# Looking to re-create my first Schwinn



## chbpe (Nov 18, 2012)

It was a Schwinn Hornet Deluxe possibly 1958 or 59 - midweight

It had a two tone electric green paint job with a two tone green / cream seat

Horn in the frame

2 speed Bendix coaster break

2 speed lever on the handle bars

Is there someone I can reach out to here in the Forum in helping me try to recreate or locate a start for this bike?

Thanks - 

chuck


----------



## chbpe (Nov 24, 2012)

Any experts out there with a Hornet Deluxe that will work for me?


----------



## chbpe (Dec 2, 2012)

*Looking still*

WOW!!

110 to 0.

This must really be a rare bird.


----------



## Boris (Dec 2, 2012)

I would start looking at ebay to see what's out there and give you some idea of what these are selling for. This is not going to even approach being a cheap undertaking. You might at least try putting a WTB ad on Craigslist. I'd for sure put a WTB on the CABE. And I highly suggest buying as complete of a bike as possible. Piecing this bike together would end up costing you much more.


----------



## SJ_BIKER (Dec 2, 2012)

*I got your sprocket*

If you decide to piece one together i have the sprocket.... 15 bucks shipped... Decent chrome


----------



## skydog (Dec 3, 2012)

here's a nice '52: http://www.schwinnbikeforum.com/index.php?topic=20537.0


----------



## mruiz (Dec 3, 2012)

*this one*




This is a december 2 1958, for 1959 moder year Corvette. Chrome is nice, small ding rear fender. Front wheel was stamp 3 times
at the Chicago factory. Never seen one like it. 200 and it's yours.


----------



## chbpe (Dec 7, 2012)

*My old Schwin recreation*

Thanks to all who responded. 

Dave Marko - going tonight to WTB on the CABE.

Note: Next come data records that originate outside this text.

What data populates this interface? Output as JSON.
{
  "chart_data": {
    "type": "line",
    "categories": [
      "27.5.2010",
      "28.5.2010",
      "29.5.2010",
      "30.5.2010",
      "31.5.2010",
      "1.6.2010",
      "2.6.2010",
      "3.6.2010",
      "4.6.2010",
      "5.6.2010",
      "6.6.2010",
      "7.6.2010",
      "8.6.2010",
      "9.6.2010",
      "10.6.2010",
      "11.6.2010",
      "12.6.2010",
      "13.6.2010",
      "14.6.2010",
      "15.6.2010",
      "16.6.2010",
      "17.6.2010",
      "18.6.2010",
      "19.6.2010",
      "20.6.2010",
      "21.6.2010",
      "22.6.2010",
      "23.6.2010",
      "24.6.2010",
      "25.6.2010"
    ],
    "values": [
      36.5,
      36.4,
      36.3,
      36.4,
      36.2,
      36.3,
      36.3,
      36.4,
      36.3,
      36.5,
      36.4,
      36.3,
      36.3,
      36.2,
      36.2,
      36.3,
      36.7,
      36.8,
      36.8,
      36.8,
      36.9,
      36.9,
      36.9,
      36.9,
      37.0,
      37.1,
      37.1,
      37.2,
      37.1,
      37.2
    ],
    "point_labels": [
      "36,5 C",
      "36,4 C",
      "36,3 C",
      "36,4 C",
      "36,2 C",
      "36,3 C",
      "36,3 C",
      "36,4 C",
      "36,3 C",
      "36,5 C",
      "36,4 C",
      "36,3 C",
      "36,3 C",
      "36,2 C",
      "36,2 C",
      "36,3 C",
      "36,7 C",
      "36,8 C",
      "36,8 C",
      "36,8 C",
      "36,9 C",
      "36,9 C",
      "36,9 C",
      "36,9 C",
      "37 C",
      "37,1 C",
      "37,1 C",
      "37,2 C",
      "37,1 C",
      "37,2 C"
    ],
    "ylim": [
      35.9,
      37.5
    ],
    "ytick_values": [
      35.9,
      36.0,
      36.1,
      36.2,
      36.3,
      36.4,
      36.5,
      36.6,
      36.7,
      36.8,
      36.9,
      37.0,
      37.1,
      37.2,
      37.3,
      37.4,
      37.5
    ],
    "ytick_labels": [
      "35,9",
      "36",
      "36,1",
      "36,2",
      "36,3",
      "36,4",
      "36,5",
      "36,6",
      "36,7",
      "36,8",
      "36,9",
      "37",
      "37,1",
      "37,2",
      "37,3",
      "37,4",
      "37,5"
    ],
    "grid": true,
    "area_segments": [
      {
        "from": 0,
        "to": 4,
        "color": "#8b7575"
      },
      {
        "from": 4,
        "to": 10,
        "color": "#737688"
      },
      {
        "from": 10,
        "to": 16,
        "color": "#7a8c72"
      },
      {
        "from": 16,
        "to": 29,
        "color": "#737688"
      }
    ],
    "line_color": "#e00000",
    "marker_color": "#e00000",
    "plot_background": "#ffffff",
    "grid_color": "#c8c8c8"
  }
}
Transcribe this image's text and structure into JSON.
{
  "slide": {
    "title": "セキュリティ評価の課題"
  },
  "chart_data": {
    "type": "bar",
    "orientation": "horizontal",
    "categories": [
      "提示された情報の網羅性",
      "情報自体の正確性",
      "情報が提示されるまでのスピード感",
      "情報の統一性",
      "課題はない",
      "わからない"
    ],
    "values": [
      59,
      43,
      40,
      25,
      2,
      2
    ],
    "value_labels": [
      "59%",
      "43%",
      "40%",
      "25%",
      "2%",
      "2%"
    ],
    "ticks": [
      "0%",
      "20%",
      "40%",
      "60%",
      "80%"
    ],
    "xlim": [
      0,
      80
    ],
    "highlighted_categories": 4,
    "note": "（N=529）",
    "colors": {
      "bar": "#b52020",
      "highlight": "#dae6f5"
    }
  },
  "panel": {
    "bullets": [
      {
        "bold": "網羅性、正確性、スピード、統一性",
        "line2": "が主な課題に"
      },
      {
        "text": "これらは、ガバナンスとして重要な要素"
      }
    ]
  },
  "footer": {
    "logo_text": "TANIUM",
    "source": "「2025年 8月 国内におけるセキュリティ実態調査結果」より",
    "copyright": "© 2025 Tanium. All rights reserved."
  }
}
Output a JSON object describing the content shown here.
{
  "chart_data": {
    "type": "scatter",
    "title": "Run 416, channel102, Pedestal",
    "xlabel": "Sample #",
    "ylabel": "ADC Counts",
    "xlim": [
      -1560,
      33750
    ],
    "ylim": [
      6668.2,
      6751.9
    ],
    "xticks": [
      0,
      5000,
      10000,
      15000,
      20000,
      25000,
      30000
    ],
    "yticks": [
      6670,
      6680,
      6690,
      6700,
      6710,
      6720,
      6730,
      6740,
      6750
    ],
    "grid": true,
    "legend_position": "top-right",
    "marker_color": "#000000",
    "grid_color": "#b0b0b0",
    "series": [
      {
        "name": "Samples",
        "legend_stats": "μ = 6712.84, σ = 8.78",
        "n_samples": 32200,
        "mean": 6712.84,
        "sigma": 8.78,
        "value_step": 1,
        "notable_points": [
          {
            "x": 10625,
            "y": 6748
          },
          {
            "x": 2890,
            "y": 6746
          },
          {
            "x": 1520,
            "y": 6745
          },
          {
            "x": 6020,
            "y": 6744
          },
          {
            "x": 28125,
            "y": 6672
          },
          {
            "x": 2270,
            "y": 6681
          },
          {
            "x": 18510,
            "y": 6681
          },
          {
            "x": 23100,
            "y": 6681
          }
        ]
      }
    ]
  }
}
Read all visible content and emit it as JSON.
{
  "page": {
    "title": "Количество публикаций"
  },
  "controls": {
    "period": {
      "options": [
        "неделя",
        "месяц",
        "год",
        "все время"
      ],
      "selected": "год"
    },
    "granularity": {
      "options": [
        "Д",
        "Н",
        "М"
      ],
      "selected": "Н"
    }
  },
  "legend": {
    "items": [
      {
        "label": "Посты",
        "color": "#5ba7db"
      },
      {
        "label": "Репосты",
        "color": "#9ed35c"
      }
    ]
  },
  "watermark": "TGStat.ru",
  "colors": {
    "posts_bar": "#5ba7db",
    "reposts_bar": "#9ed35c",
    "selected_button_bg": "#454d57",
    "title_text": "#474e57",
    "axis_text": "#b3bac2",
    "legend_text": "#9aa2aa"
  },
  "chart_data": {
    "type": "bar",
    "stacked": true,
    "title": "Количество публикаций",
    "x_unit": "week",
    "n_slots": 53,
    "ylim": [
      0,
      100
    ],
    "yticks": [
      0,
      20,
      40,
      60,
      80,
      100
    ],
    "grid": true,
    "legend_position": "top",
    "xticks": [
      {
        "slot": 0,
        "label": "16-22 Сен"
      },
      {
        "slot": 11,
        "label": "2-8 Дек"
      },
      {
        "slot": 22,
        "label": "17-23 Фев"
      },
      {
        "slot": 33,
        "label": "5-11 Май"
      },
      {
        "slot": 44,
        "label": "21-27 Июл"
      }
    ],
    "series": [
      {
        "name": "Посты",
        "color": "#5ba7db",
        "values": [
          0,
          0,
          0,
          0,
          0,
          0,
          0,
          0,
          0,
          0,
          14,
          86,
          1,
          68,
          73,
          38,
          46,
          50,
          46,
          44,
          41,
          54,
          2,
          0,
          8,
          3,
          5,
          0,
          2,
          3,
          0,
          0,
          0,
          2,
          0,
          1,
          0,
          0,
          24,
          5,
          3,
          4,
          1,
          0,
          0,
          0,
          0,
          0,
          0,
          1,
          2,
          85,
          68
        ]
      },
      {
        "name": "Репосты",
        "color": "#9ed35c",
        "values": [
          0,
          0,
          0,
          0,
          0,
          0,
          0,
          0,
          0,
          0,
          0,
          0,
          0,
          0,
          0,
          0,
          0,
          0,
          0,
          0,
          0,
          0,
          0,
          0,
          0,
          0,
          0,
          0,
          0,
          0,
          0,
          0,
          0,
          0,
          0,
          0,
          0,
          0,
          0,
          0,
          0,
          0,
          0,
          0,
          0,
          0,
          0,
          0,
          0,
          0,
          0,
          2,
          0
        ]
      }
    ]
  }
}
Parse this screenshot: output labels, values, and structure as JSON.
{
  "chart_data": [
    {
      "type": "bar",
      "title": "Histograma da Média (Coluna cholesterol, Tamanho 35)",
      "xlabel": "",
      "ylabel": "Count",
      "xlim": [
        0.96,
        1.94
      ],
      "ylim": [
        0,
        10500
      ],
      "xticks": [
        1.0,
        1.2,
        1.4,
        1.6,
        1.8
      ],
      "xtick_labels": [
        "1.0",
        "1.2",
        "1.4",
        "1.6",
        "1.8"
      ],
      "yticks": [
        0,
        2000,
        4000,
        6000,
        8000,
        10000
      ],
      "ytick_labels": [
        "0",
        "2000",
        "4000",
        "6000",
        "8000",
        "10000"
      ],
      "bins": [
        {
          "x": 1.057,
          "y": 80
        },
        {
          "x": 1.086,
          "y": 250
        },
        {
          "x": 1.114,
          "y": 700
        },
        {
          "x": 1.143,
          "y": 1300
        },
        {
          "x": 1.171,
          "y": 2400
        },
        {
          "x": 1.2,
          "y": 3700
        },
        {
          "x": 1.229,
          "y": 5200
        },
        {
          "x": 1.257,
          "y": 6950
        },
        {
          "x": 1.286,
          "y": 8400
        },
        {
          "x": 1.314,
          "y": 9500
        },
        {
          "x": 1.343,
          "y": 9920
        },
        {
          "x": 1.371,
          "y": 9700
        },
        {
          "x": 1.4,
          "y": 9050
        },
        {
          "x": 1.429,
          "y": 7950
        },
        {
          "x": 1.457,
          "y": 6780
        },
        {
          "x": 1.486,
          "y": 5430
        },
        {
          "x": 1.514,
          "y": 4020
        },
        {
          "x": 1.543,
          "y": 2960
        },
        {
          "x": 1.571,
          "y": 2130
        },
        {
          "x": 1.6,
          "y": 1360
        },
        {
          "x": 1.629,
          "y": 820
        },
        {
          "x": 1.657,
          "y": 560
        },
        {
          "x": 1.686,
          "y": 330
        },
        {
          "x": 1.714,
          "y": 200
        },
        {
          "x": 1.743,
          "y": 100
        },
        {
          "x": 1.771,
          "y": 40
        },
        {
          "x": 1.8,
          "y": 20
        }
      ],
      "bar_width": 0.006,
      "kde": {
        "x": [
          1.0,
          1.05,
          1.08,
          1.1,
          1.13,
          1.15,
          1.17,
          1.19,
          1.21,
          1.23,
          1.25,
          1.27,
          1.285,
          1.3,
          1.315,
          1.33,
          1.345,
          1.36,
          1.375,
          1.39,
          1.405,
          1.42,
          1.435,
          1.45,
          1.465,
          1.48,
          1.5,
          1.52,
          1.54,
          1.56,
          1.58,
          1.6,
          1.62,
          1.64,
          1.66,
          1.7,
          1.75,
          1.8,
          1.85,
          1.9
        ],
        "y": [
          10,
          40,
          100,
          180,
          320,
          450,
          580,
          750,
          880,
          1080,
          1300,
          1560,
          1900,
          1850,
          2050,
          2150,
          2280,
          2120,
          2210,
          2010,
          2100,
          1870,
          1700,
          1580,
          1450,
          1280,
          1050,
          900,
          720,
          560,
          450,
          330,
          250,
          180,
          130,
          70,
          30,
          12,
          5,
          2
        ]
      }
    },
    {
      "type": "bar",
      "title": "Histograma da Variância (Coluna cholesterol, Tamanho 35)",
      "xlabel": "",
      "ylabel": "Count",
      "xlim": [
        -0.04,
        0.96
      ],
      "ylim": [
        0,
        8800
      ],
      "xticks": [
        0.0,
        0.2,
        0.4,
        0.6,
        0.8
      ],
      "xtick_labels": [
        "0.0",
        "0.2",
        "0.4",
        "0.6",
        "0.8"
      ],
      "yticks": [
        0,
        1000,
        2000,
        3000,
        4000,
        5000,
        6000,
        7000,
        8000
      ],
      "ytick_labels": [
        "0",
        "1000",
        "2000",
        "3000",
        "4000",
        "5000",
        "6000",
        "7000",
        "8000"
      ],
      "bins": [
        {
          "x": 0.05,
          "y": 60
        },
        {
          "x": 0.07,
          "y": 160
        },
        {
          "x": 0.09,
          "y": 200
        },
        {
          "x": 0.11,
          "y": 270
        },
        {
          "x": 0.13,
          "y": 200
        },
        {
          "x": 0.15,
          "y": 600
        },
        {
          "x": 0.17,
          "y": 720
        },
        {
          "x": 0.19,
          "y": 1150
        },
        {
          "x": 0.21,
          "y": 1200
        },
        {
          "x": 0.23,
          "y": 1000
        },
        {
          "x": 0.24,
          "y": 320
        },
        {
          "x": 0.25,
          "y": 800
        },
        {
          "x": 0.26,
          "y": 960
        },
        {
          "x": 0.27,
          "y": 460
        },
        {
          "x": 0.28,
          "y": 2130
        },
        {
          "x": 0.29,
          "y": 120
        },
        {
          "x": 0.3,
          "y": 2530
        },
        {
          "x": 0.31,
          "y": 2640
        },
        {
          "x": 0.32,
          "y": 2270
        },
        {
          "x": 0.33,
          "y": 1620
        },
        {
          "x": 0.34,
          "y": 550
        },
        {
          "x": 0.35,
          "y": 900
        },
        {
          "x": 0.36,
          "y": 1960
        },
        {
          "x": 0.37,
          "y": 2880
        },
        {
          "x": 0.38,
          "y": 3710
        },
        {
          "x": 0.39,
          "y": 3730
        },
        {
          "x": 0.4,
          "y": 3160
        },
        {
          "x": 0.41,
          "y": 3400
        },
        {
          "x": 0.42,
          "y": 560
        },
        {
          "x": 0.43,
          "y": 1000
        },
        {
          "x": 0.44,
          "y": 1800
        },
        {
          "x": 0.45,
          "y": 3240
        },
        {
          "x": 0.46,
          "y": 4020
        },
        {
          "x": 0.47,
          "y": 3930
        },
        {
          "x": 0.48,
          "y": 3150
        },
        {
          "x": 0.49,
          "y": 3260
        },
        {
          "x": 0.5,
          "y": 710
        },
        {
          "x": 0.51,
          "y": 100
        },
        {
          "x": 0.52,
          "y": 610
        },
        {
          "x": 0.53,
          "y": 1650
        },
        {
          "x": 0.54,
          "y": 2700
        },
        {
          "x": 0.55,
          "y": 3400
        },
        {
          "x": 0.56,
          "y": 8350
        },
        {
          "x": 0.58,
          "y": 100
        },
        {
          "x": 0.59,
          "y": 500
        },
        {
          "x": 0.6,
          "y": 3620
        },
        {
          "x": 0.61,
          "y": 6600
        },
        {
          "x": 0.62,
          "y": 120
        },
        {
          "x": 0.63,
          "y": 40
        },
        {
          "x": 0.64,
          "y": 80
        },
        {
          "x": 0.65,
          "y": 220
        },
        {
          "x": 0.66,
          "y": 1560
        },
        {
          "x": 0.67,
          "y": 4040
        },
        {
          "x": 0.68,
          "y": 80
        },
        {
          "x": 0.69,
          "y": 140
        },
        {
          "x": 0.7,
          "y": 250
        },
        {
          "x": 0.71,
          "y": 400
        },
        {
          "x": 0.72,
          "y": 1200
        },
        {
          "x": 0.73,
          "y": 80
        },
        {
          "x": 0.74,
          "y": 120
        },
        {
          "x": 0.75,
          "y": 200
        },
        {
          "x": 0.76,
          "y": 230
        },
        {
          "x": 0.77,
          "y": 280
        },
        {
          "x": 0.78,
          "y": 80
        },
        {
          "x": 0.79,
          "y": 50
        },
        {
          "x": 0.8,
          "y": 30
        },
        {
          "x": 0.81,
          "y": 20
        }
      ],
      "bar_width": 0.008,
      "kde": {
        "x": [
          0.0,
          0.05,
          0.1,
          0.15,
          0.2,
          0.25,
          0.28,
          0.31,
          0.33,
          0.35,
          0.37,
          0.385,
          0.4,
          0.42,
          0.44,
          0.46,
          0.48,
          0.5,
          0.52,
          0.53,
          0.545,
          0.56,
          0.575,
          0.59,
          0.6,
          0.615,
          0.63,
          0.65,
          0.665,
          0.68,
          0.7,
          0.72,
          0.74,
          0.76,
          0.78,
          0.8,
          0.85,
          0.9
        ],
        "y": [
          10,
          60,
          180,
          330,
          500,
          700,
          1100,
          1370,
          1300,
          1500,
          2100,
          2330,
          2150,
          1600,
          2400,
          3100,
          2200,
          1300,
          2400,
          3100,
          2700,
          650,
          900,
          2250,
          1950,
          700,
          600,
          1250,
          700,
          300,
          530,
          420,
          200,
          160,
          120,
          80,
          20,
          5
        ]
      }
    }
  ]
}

SJ_BIKER - please send me more detail! The hub seems to be one of the hardest!


----------



## chbpe (Dec 28, 2012)

*My old Schwinn recreation*

Still want the hub.

Email here?


----------



## chbpe (Jan 9, 2013)

*My old Schwinn recreation - still looking for advice .... 1959 Hornet Deluxe 2 spd*

Still nothing firm on advice or offers for parts.

Anyone?


----------



## chbpe (Jan 18, 2013)

one more try


----------



## chbpe (Jan 27, 2013)

Thanks to all who helped! 450x!


----------